On the other hand, with a common upper laser level it is often not easy to obtain simultaneous lasing on multiple lines with a stable power distribution, because the competition between such laser lines is usually rather delicate. The laser will usually prefer the transition with the highest net gain, even if the gain difference is very small. One could in principle use some kind of stabilizing mechanism, for example a nonlinear limiting mechanism for each laser line. An often more practical approach is to use a dispersive optical element in the laser resonator such that the beam position in the gain medium is somewhat wavelength-dependent. That way, the competition between the different lines is avoided; each part of the gain medium works only with a single wavelength. Nevertheless, most of the optical resonator can be made for all optical components together, such that one requires relatively few optical elements and automatically obtains an accurate superposition of the different laser beams at the output. Relative beam pointing fluctuations are then usually quite weak.
Multiple Gain Media
It is possible to build a solid-state bulk laser, for example, incorporating two or more different laser crystals, each one with an active doping for different wavelengths – all in a common laser resonator with suitable reflectivities of the laser mirrors. Alternatively, one can sometimes use a single laser crystal containing multiple dopants.
Ideally, all wavelength channels can be served with a single pump source.
Nonlinear Frequency Conversion
Some multi-wavelength laser sources utilize some kind of nonlinear frequency conversion, for example frequency doubling, and output the frequency-doubled light together with some residual laser light. For obtaining more closely spaced wavelengths, one can use one or more Raman lasers. With optical fiber technology, one can realize multi-stage Raman converters generating multiple wavelength outputs.
Spectral Beam Combining
Another possibility is to realize a multi-line laser by spectral beam combining with the outputs of separate lasers.
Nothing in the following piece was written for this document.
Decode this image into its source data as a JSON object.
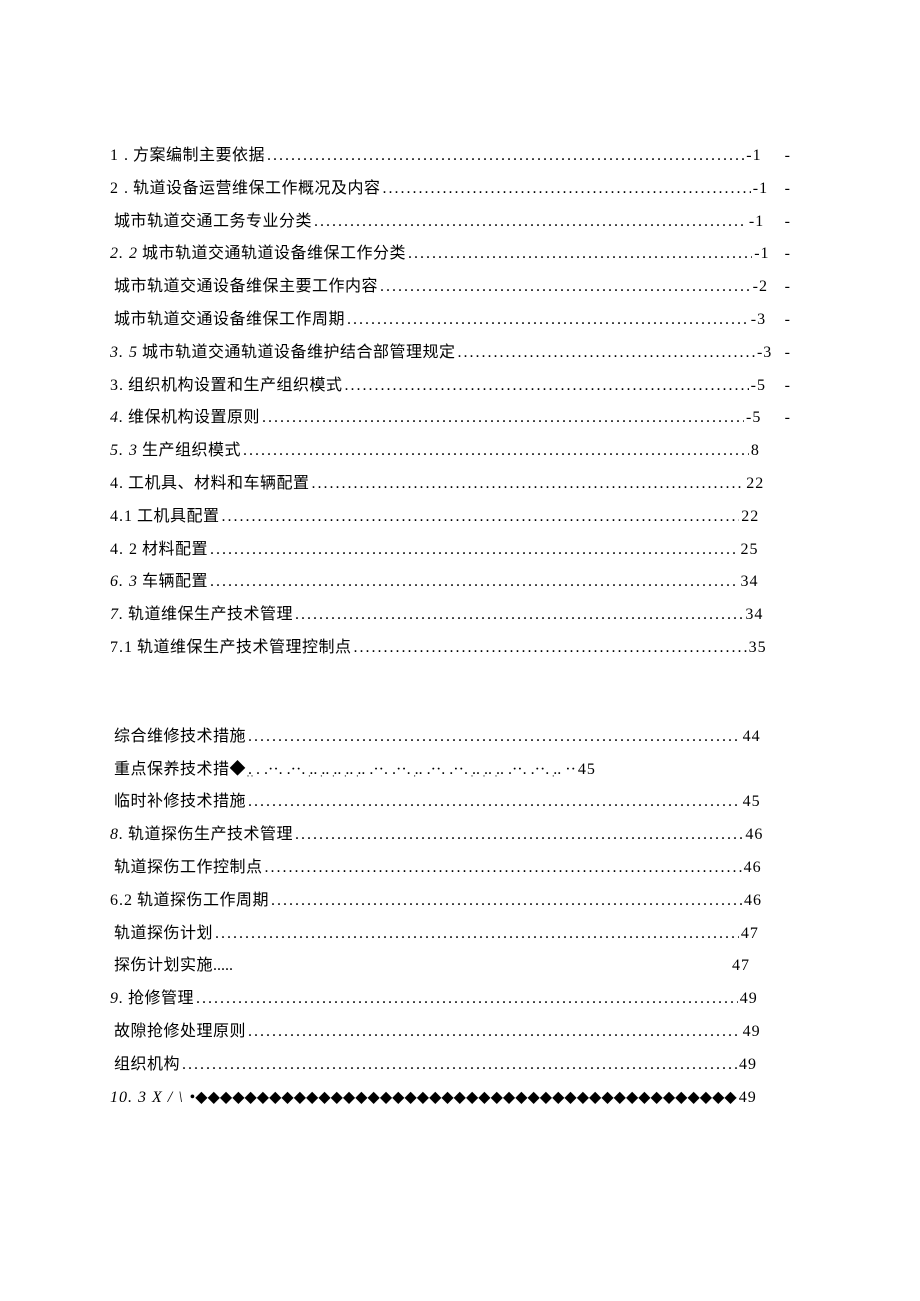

With those and the beam combining optics in a single housing, the device is essentially usable like a single laser. However, it must then be ensured that the focusing and alignment of the different beams are accurately and stably arranged. It depends on the application to which extent such requirements are critical. They may not be critical e.g. if the different wavelength components are anyway spatially separated for the application.
Dual-wavelength Laser Diodes
Dual-wavelength laser diodes can also be made and are commercially available. Some, however, have two different laser diodes with different wavelengths realized in close proximity on a single semiconductor chip. Their radiation will therefore not exhibit a full spatial overlap. Such devices are used for reading digital data from different types of optical media such as CD-ROMs, DVD and blue-ray disks.
In other cases, a single laser cavity is used and has different (separately pumped) sections for different wavelengths .
Laser Diodes + Fiber Amplifier
There are also there are also multi-line laser sources based on multiple seed laser diodes with different wavelengths and a fiber amplifier for boosting the output power. This approach allows for high power with perfect spatial overlap. Also, it gives one high flexibility concerning the distribution of powers over the different wavelength channels, wavelength tuning, common or separate power modulation of the different channels, etc. However, this approach is limited to cases where all involved wavelength are within the amplification band of a certain active fiber.